I have created this new blog post series called ‘Wandering Thoughts’ as a place for me to voice what is going on in my head and to start discussions with others about the not-so-lighthearted topics we sometimes dismiss.
One of my biggest fears is that I will forget, forget the many moments that moved me, the times that changed me and the connections had with those that inspired me.
Ever since I first knew how to piece together a sentence I have written in journals, sometimes I would write about my day or about how I was feeling, sometimes I just wrote a mumble of words that made all the sense to me at the time and other times it was the things I mentioned at the start the filled the pages.
To this day I have kept every journal and almost every piece of writing I have ever conjured up. Although they spend a lot of there time in a box under the staircase, every so often I will sweep the dust of the covers and have a read through. Today is one of those days.
It is a grey and rainy kind of day, the perfect kind to stay in with the candles lit, a cup of hot coffee by your side, soft acoustic music playing in the background and your favourite fuzzy socks on. This is, in fact, my current setting along with mounds of old journals, paintings and letters currently scattered around my room.
Reading through my old journals immediately transports me back to the time of writing and all the emotions felt in the moment come rushing back to me.
I have entries from the day I first left home, the day I lost my virginity, writings of a lot of the pain that was surfacing in my life, (2012 is always the hardest year for me to read), falling in love, the heartbreaks and there even are some of the things that I had forgotten but once I read them back it all comes rushing back to me in a heartbeat.

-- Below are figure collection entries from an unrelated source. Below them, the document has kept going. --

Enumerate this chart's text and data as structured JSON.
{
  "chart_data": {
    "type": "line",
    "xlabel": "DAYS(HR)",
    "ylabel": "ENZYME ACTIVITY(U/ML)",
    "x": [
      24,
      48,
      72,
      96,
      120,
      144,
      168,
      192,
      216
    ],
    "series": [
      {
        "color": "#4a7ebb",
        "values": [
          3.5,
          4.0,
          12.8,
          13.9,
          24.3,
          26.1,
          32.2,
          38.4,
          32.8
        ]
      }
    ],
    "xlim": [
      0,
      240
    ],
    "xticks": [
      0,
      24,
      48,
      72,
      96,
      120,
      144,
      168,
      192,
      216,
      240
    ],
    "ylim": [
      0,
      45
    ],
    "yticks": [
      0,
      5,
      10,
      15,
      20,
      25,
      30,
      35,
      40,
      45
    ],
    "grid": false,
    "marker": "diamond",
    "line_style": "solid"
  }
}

Reading it all back always leaves me feeling a bit overwhelmed, the contrast between the journals from my early to my late teens is crazy for me. From my early teens things are very dark and always confronting for me to read back but as I make my way through the years things start to become more positive and it isn’t until about 2016 that I feel as if I am reading the words of an entirely new person, a stronger, more vibrant and happier person.
I am forever grateful that no matter what I always managed to write my days and feelings and have kept it safe all this time because I find as I get older a lot of the memories do begin to fade and life revolving around careers and mortgages begin to take over, new struggles and pressures arise and you begin to let go of the past and all that came with it, the fear of what’s to come to begin to arise.
Reading it all back reminds me of how far I really have come and I couldn’t be more proud of myself, although I feel disconnected from that girl who had written the entries back in 2012 she is still apart of me she is just no longer as weak.
Today I have been able to strip back from all that has been bothering and draining me in this present time and relive some of my old memories. Since the motion of life and work have seemed to get in the way I haven’t been writing in my current journal for a while now but when I’m ready I will get back to it and hope I will continue to do so till I’m old and frail sat in my rocking chair reading back all the old and wonderful memories I had had in my lifetime.